The first point of contact with land were the ports in cities such as Havana, Santiago de Cuba, Matanzas and Trinidad which were systematic points of entry, but there were other informal ones in general associated with the illegal trade.

The next link in the chain may be found in confinement sites previous to the sale, which were the places in which slaves were confined before been taken to the market, a public space that shared this function with other commercial activities, since after all, the slave was nothing more than that, a merchandize. Their destiny was decided at the market.

And their destiny was no other than working in some of the activities that we have previously mentioned, therefore, sugar mills, coffee plantations, mines, tobacco fields, fortresses and railways were the reason of their existence, their legacy to posterity and each one of them is a monument to their memory. Likewise the sites of rebelliousness and resistance, places in which they endured the short-lived freedom of the runaway, of roving fugitives in a new world in search of the miracle of nature and their deities.

The lives of slaves, at the very best, ended in a modest cemetery near the place where they gave up everything they had. Sugar mills and coffee plantations kept spaces to this purpose that today have a very high archaeological and anthropological value, but that at the same time have become the most indisputable testimonial of the slave presence.

There are other places that could be regarded as memory sites because of their associative value with slavery and the cultural legacy borne by subjugated Africans. One of the typologies that better evidences this relationship are religious and confraternity temples, both those who have kept the beliefs of their ancestors alive, and in that connection the temple house and the “cabildos” are clearly representative examples; as those that show a clear mixture between the official catholic religion and the Yoruba pantheon, temples in which Saint Lazarus, the Virgin of Regla, Saint Barbara and Our Lady of Charity of El Cobre, patron-saint of Cuba, among others, are worshipped.
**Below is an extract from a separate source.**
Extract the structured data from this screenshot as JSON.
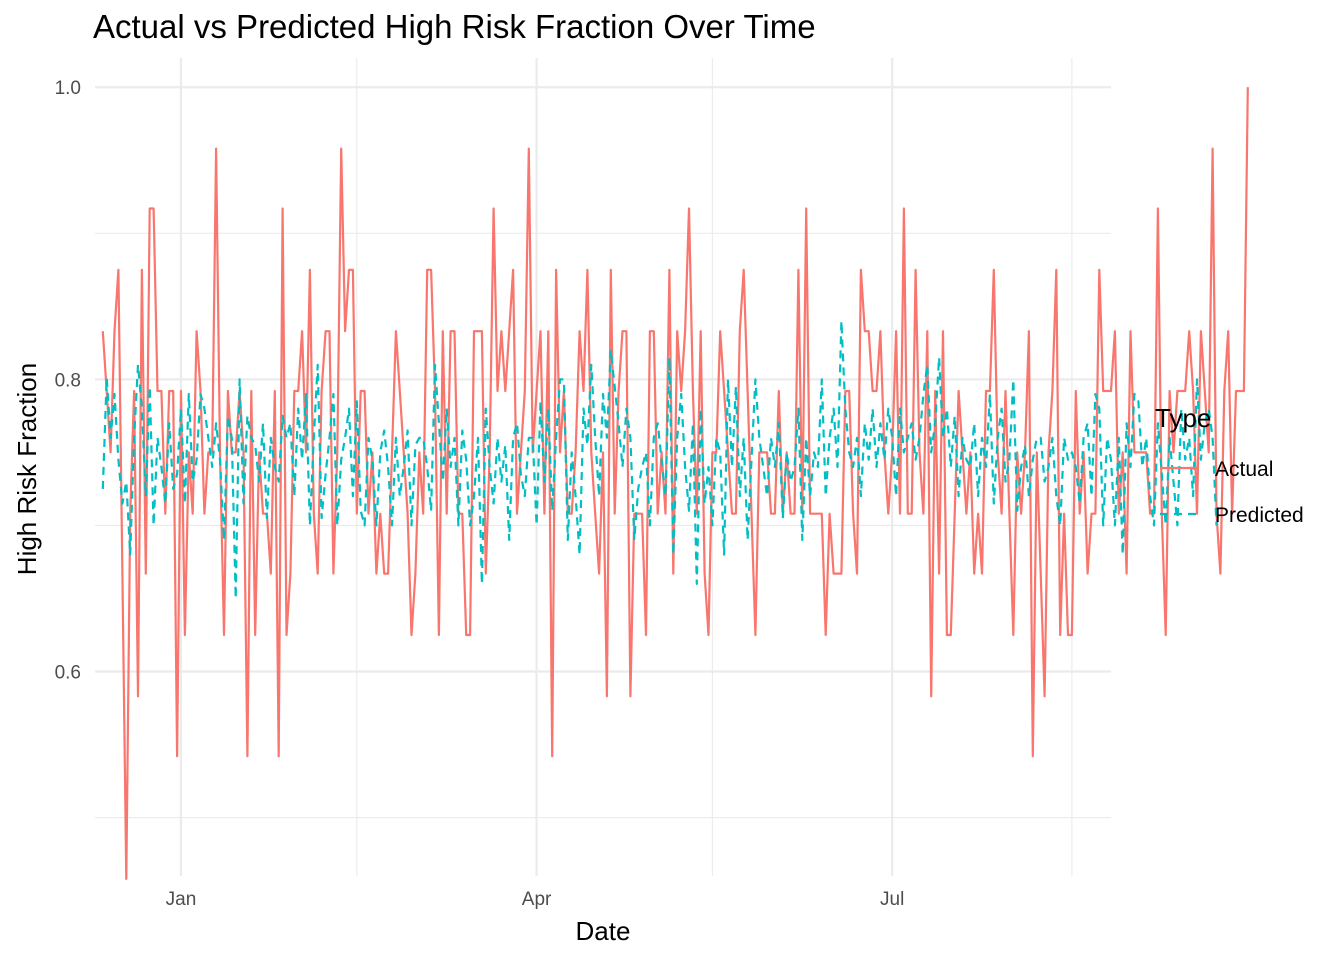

Also with associative character are those cultural spaces that are the expressions of intangible heritage. Those places were witnesses and protagonists of traditional pagan or religious celebrations, transmitted from one generation to the next, in which various cultural expressions such as music, dance, chants, and in general, pageantries whose best expression are the plazas and promenades where the traditional carnivals take place.

Cultural landscape is the term used for a very specific category of memory site, one that encompasses many other inter-related categories, allowing for a better interpretation of the historic events. The Valle de los Ingenios (Valley of the Mills), the Valley of Güines, and historical monuments made up by groups of mountain coffee plantations both in the eastern and western regions show today a diversity of forms, technologies and customs that coexisted, as well as communities that keep their traditions alive.

The documents currently preserved in the National Archive of Cuba, parish churches, libraries and specialized centres such as the Fernando Ortiz Foundation, the House of Caribbean and the House of Africa, among others, have transformed these institutions into testimonials of the historic events. This heritage is also preserved in a national network of museums that store important archaeological and ethnographic collections.

The list of Cuban sites for the The Slave Route on line catalogue for Latin America and the Caribbean is based, first of all, on previous surveys for the identification of sites related to slavery in Cuba, and in the specific analysis of variables such as the exceptional value of the sites proposed, their protection category, territorial and typological representation, and the existence of trustworthy documentary sources in order to fill out the forms.


[1] M. Moreno Fraginals – El Ingenio. Complejo Económico Social del Azúcar. Volume I. Editorial de Ciencias Sociales, Havana, 2014, p. 324

[2] UNESCO’s Slave Route project was initiated in 1994 in Benin, after a proposal made by Haiti.